Magazine Lassoes a Fictitious Horse in the White Sea

Scan of Top Gear magazine page showing mysterious submarine

One of today's popular military news stories out of Russia was the "accidental" leak of a picture of a rarely seen piece of naval hardware: the "Losharik" nuclear-powered special-purpose submarine. The boat gets its name from a 1971 Soviet stop-motion film bearing the same name. The lead character in the children's film was named Losharik because it was a horse ("loshad") formed from balls ("sharik") used by a circus juggler (watch the 10-minute movie here).

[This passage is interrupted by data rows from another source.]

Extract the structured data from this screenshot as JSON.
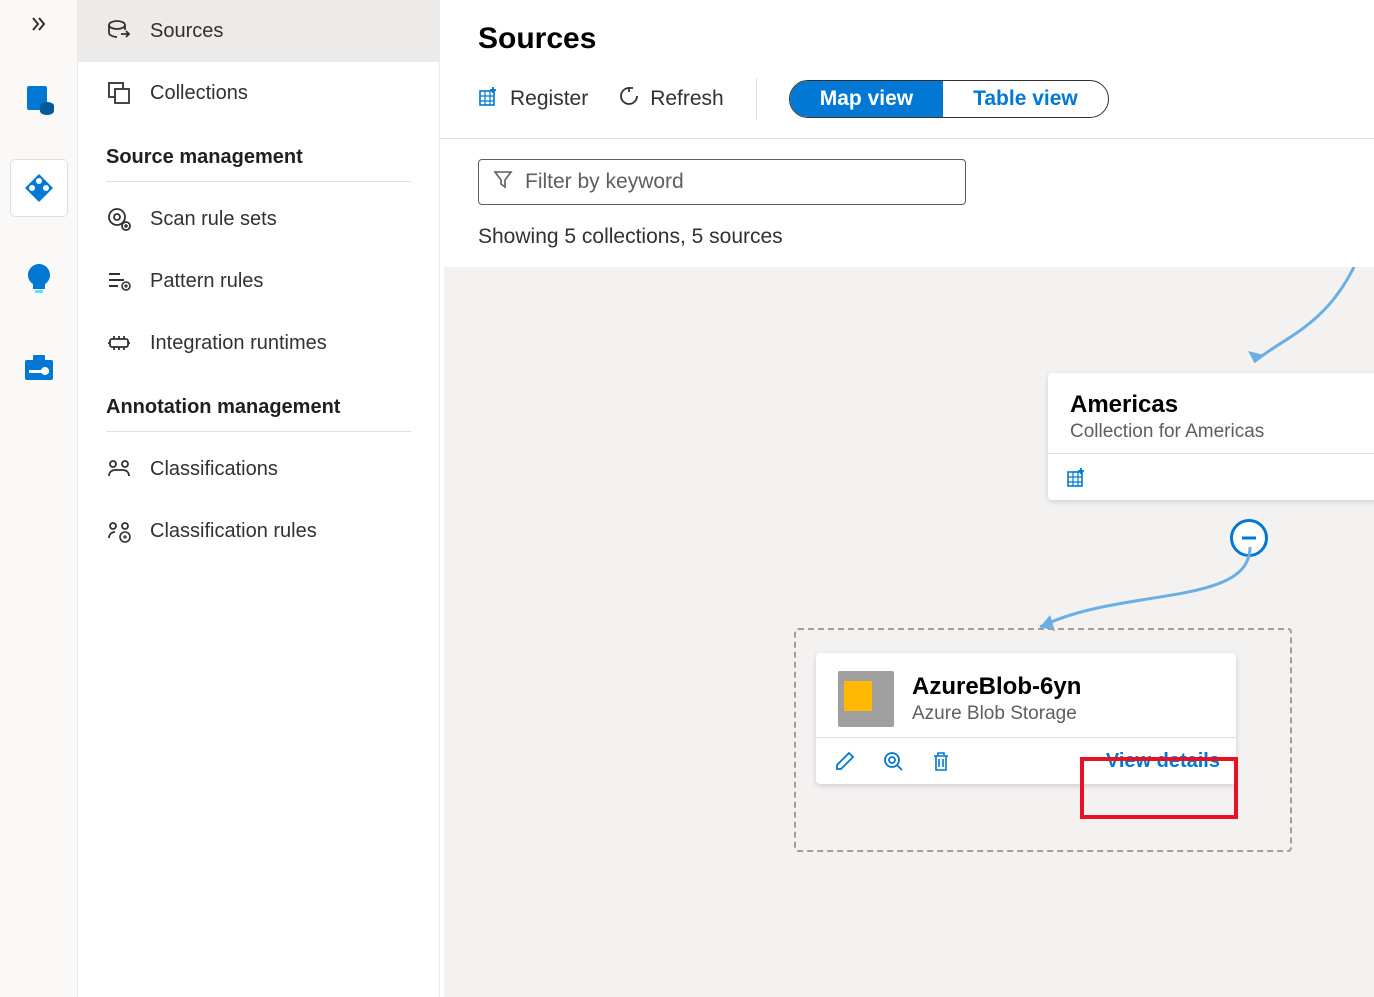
{
  "sidebar": {
    "sources": "Sources",
    "collections": "Collections",
    "section1": "Source management",
    "scan_rule_sets": "Scan rule sets",
    "pattern_rules": "Pattern rules",
    "integration_runtimes": "Integration runtimes",
    "section2": "Annotation management",
    "classifications": "Classifications",
    "classification_rules": "Classification rules"
  },
  "page": {
    "title": "Sources",
    "register": "Register",
    "refresh": "Refresh",
    "map_view": "Map view",
    "table_view": "Table view",
    "filter_placeholder": "Filter by keyword",
    "showing": "Showing 5 collections, 5 sources"
  },
  "collection_card": {
    "title": "Americas",
    "subtitle": "Collection for Americas"
  },
  "source_card": {
    "title": "AzureBlob-6yn",
    "subtitle": "Azure Blob Storage",
    "view_details": "View details"
  }
}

Losharik - the juggling man's horse

Today's story first surfaced last Friday when a scan of page 149 from a past or future edition of the Russian version of Top Gear magazine was posted to the internet. When queried, the poster stated he wasn't sure which edition the page came from, but he had heard that Top Gear's office in Moscow had been visited on Friday by some government officials - possibly from the Ministry of Defense. After the story was picked up by the Russian press today, the source went back and deleted his posts and the original image. But it was too late as more than a hundred Russian and foreign news sites had already republished the picture.

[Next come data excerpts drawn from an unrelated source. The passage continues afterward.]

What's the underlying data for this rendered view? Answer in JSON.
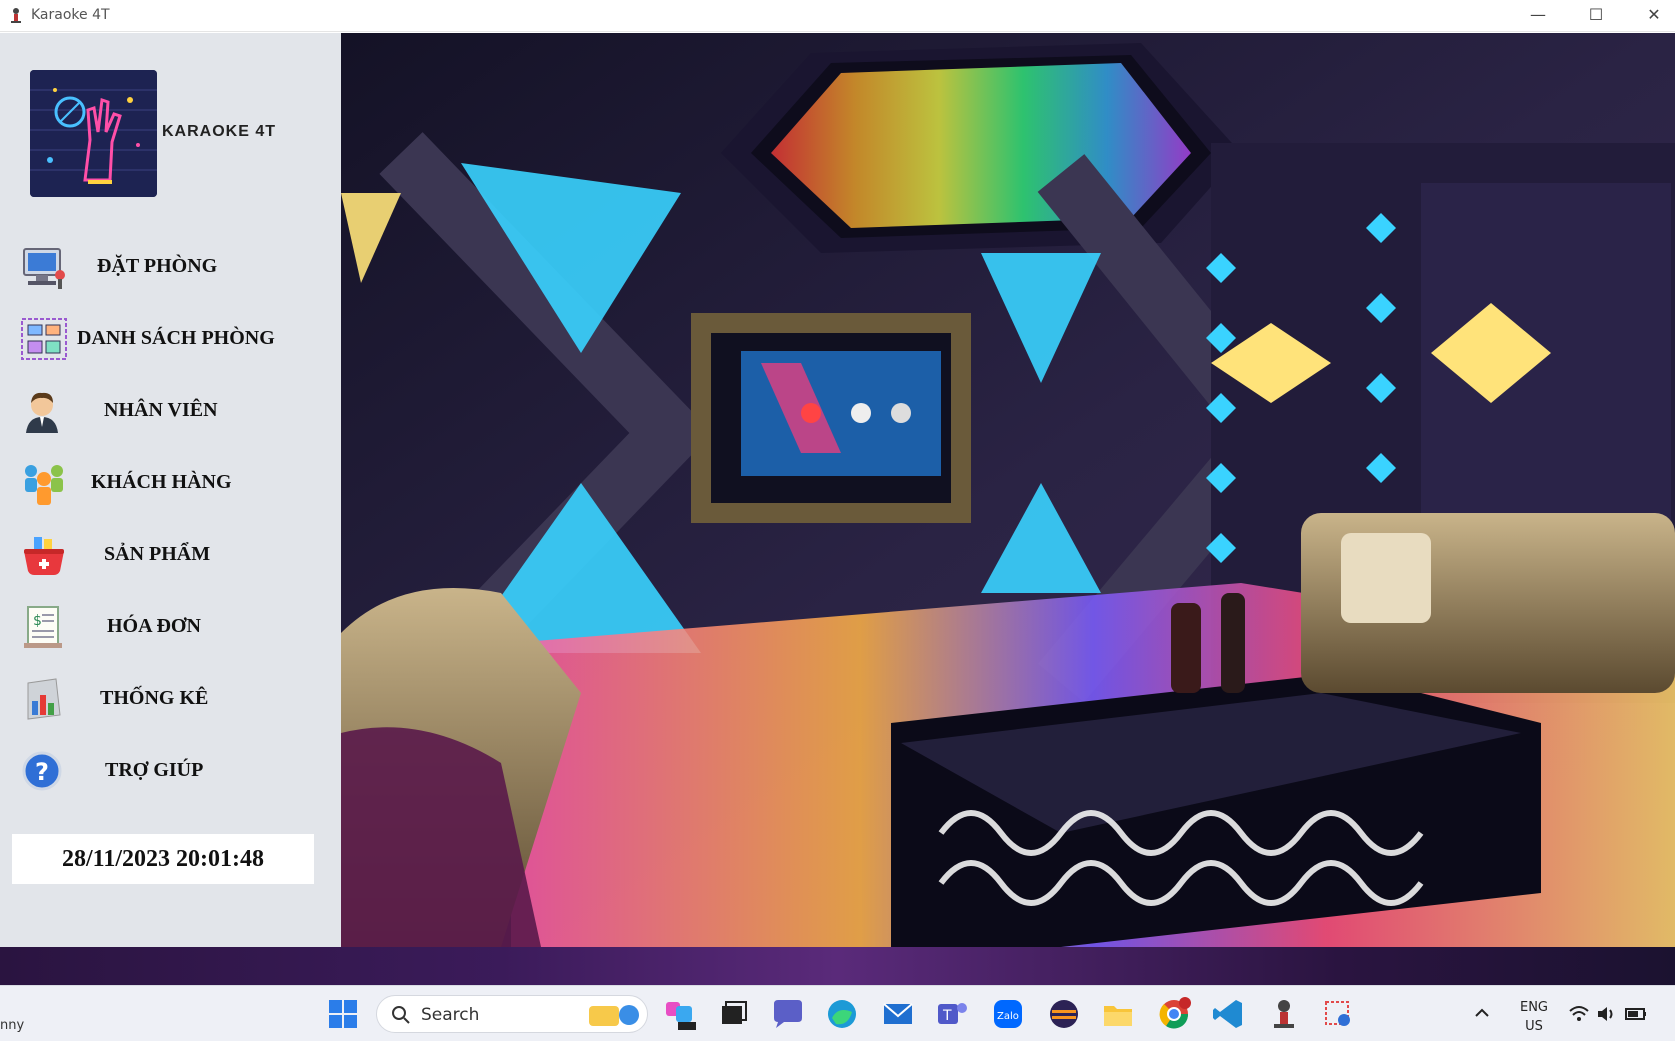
{
  "window": {
    "title": "Karaoke 4T",
    "minimize": "—",
    "maximize": "☐",
    "close": "✕"
  },
  "brand": {
    "name": "KARAOKE 4T"
  },
  "menu": [
    {
      "label": "ĐẶT PHÒNG",
      "icon": "booking-computer-icon"
    },
    {
      "label": "DANH SÁCH PHÒNG",
      "icon": "room-list-icon"
    },
    {
      "label": "NHÂN VIÊN",
      "icon": "employee-icon"
    },
    {
      "label": "KHÁCH HÀNG",
      "icon": "customers-icon"
    },
    {
      "label": "SẢN PHẨM",
      "icon": "products-basket-icon"
    },
    {
      "label": "HÓA ĐƠN",
      "icon": "invoice-icon"
    },
    {
      "label": "THỐNG KÊ",
      "icon": "statistics-chart-icon"
    },
    {
      "label": "TRỢ GIÚP",
      "icon": "help-icon"
    }
  ],
  "clock": {
    "datetime": "28/11/2023 20:01:48"
  },
  "taskbar": {
    "left_text": "nny",
    "search_placeholder": "Search",
    "language_top": "ENG",
    "language_bottom": "US"
  }
}
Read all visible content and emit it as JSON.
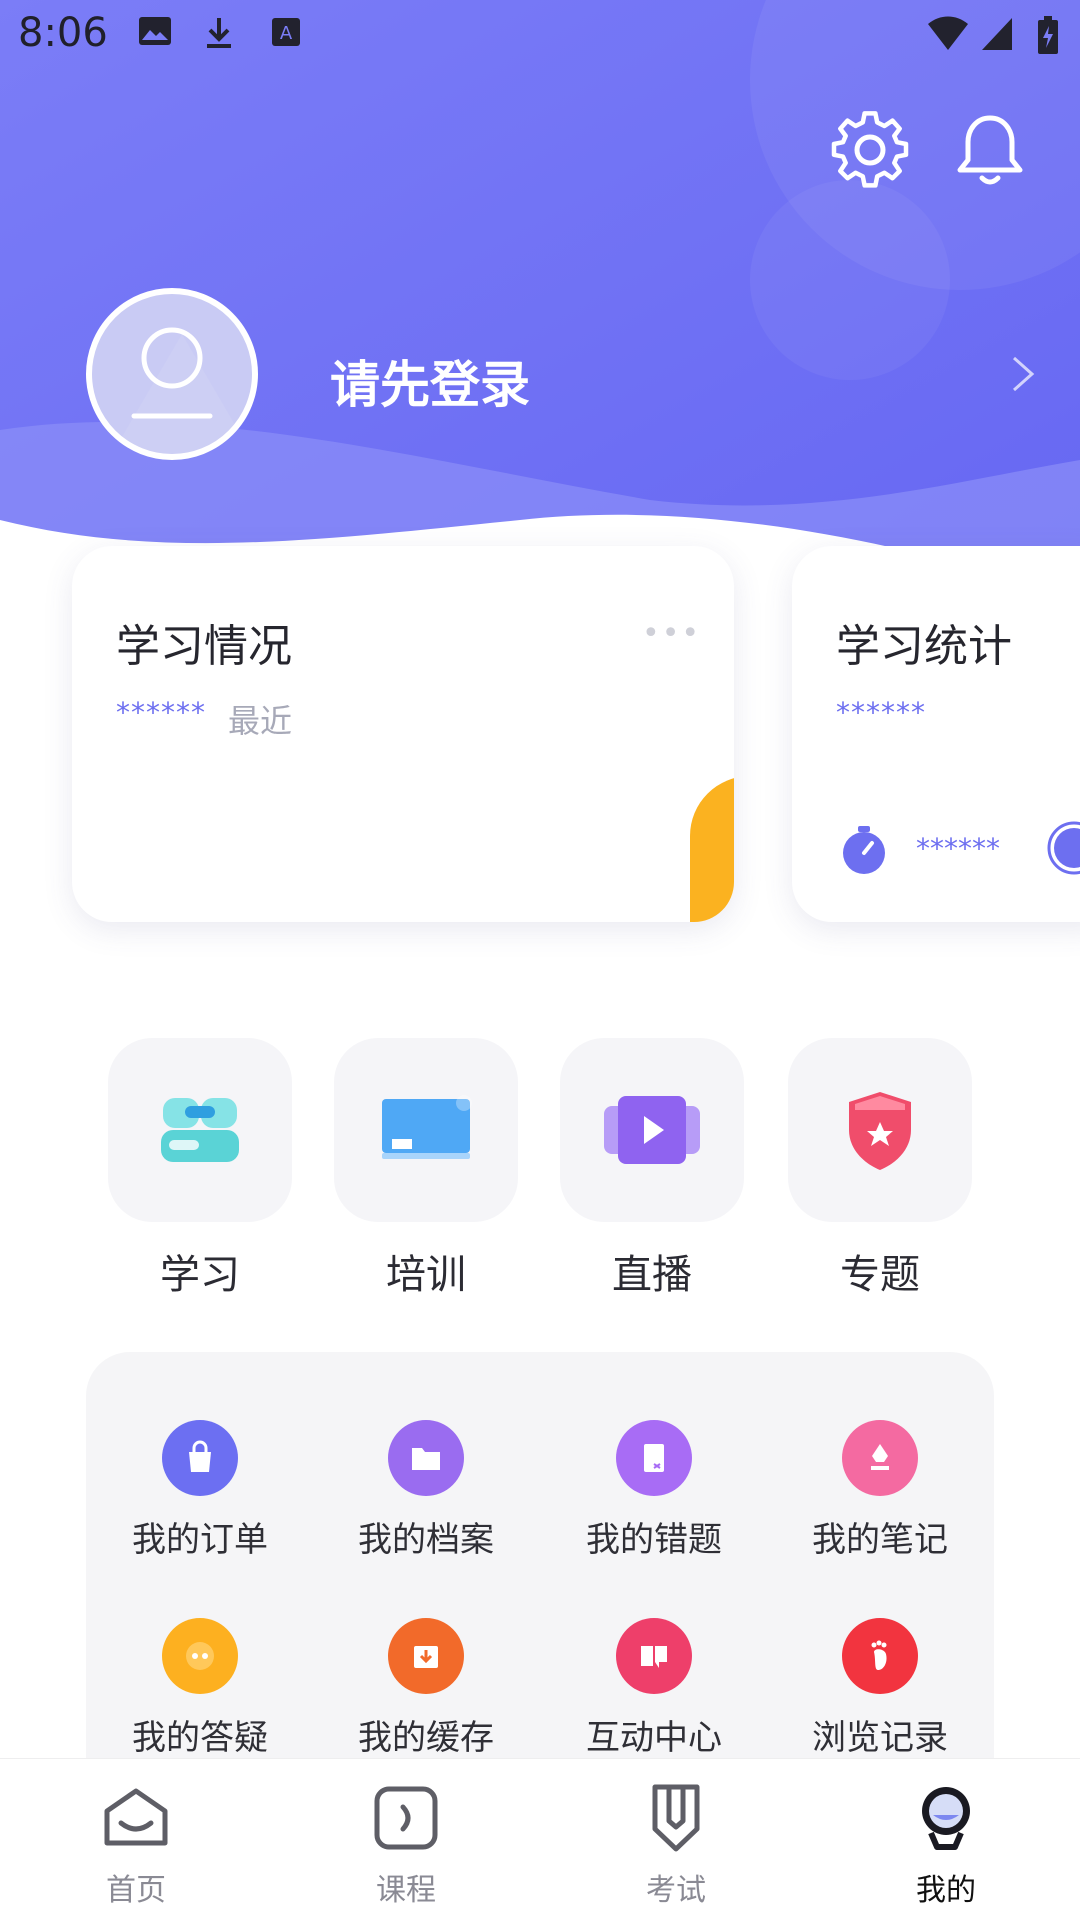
{
  "status_bar": {
    "time": "8:06"
  },
  "profile": {
    "login_prompt": "请先登录"
  },
  "cards": [
    {
      "title": "学习情况",
      "value_masked": "******",
      "period": "最近"
    },
    {
      "title": "学习统计",
      "value_masked": "******",
      "stat_value_masked": "******"
    }
  ],
  "features": [
    {
      "label": "学习",
      "icon": "study-icon"
    },
    {
      "label": "培训",
      "icon": "training-icon"
    },
    {
      "label": "直播",
      "icon": "live-icon"
    },
    {
      "label": "专题",
      "icon": "topic-icon"
    }
  ],
  "grid": [
    {
      "label": "我的订单",
      "icon": "shopping-bag-icon",
      "color": "#6c6ff2"
    },
    {
      "label": "我的档案",
      "icon": "folder-icon",
      "color": "#9a6cf0"
    },
    {
      "label": "我的错题",
      "icon": "ticket-icon",
      "color": "#a86cf5"
    },
    {
      "label": "我的笔记",
      "icon": "pen-icon",
      "color": "#f46aa1"
    },
    {
      "label": "我的答疑",
      "icon": "chat-dots-icon",
      "color": "#fdb020"
    },
    {
      "label": "我的缓存",
      "icon": "download-box-icon",
      "color": "#f26a2a"
    },
    {
      "label": "互动中心",
      "icon": "interactive-icon",
      "color": "#ee3f6a"
    },
    {
      "label": "浏览记录",
      "icon": "footprint-icon",
      "color": "#f2343f"
    }
  ],
  "nav": [
    {
      "label": "首页",
      "icon": "home-icon",
      "active": false
    },
    {
      "label": "课程",
      "icon": "course-icon",
      "active": false
    },
    {
      "label": "考试",
      "icon": "exam-icon",
      "active": false
    },
    {
      "label": "我的",
      "icon": "profile-icon",
      "active": true
    }
  ],
  "colors": {
    "primary": "#6a6cf4",
    "accent": "#fbb220"
  }
}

It's not clear when or where the photo was taken. The article's title, "Water Spray of the White [Sea?]," would seem to suggest the White Sea was, in fact, the location. The background does look very similar to other pictures taken from the beach adjacent to Severodvinsk, on the southeastern corner of the White Sea.

Nikolay Ushanov
One of the people in the article is most likely Nikolay Ushanov (identified by the diminutive name "Kolyunya" and "K-U" within the article's text). Ushanov has penned articles for and been on the editorial staff of many car magazines in Russia, such as Car Shop, XXL-Auto, Trend, Top Gear, Car World, and most recently Classic & Sports Car. He lives in Moscow, but has occasion to travel to such hot spots as the White Sea in far northwestern Russia. Before he was a car magazine writer and editor, he served in the Soviet Navy aboard a Yankee-class nuclear-powered submarine. Apparently Ushanov has maintained some naval and shipbuilding industry contacts, as evidenced by his attendance at the roll-out of the third Dolgorukiy-class nuclear-powered ballistic missile submarine "Vladimir Monomakh" in December 2012. The submarine was built at Northern Machine-Building Enterprise in Severodvinsk.

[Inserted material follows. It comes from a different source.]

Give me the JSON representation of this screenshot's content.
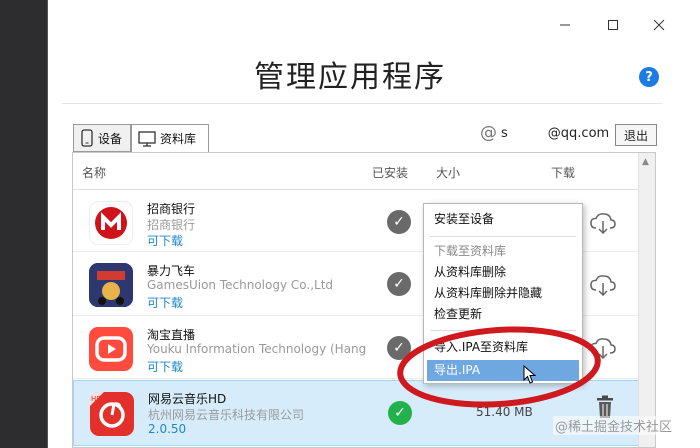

Given his background, the picture really could have been taken at any time over the past decade. A local Severodvinsk photographer believes the photo used in the Top Gear article was taken nine years ago. It's unclear if he knows that to be true, or if he, too, noted Ushanov's work history and guessed it was taken while he was working for Top Gear magazine between 2004 and 2010. One final possible clue to the photo's date is the vehicle being discussed in the article: the Mercedes-Benz GL 450. According to Wikipedia, the GL 450 was not sold until 2006.

It's amazing what the press will pick up on a slow news day.